Risotto Cakes: Cook 1 cup of Arborio rice in 4 Qrts of water for 20 minutes. Drain and rinse with cold water. Add 1.5 cups of shredded Fontina cheese 1/2 cup of Greek yogurt, 2 eggs, 1 tsp of salt, 1/2 tsp of pepper and 3 T of minced chives. Let it chill for 2 hours. Then make 7-9 round cakes and put them in corn flake crumbs. Then fry them in olive oil for 4-5 minutes on each side. They are tasty. Nikki tried putting lemon juice on the top of them and she thought it really tasted good.

Click to play this video

Click to play this video

Sunday, March 28, 2010

Week 21 Potato Soup, Oven Roasted Veggies, and a Raspberry Dessert

Oven Roasted Veggies

Potato Soup

White Wine........ A lot of white wine in almost every meal in the potato soup with was all that great in the raspberry gratins that look amazing but I messed up the sauce that was supposed to be like a whipped cream but was a soup made from yolks, sugar, and white wine of coarse. the best was the vegetables that were fennel, fingerling potatoes, green beans, asparagus. the best thing on the menu. Next week is our last week of Ina Garten. Cant wait Nikki and Kelly and Dan are all comin!
SALTY. Wow. I put the required amount of salt in the potato soup and it was so salty that I we used it as a dip instead of a soup. Most everyone did not finish their soup. It also turned out the color of pea soup. I was very disappointed. However, I did learn that I should put the required amount of salt in "to taste" meaning, put the salt in until it tastes good. Don't put the whole required amount of salt in at once. Live and Learn.

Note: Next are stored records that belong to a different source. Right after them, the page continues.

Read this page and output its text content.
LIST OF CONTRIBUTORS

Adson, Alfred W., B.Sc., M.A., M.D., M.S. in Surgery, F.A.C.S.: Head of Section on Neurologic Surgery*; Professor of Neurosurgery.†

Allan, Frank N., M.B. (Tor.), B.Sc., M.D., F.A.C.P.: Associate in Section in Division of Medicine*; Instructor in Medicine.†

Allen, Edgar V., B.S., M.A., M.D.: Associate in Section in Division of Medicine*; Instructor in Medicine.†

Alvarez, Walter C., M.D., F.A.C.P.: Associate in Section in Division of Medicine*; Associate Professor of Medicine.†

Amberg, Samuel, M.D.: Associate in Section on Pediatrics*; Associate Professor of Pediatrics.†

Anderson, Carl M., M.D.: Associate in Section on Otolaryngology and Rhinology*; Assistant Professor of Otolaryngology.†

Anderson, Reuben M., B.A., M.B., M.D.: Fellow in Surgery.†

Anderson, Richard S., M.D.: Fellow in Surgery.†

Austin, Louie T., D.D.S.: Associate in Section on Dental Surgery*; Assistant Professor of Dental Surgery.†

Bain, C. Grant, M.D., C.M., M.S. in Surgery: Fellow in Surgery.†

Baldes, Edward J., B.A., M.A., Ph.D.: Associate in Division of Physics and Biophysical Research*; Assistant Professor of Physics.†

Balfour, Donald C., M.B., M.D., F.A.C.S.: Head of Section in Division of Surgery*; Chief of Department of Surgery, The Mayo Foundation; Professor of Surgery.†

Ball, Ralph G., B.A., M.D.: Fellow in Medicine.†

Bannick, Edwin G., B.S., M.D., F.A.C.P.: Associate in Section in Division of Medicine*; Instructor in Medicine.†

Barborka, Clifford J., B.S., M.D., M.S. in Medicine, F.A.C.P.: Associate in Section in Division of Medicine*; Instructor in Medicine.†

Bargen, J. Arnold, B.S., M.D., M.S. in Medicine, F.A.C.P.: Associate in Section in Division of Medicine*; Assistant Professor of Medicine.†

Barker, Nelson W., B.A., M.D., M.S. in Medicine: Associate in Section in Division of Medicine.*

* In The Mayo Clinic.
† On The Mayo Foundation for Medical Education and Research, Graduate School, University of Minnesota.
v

The veggies were good. I even liked the fennel. I think I could eat veggies all day long.

The raspberry dessert tasted good. It just didn't have the consistency that we would have liked. Carl said he didn't cook it right. But I saw him follow the instructions to a T. Sometimes those things happen.

A special thanks goes out to LINDA who got all the food for us. We just didn't have time to go to the store this week. We are preparing to go on Spring Break.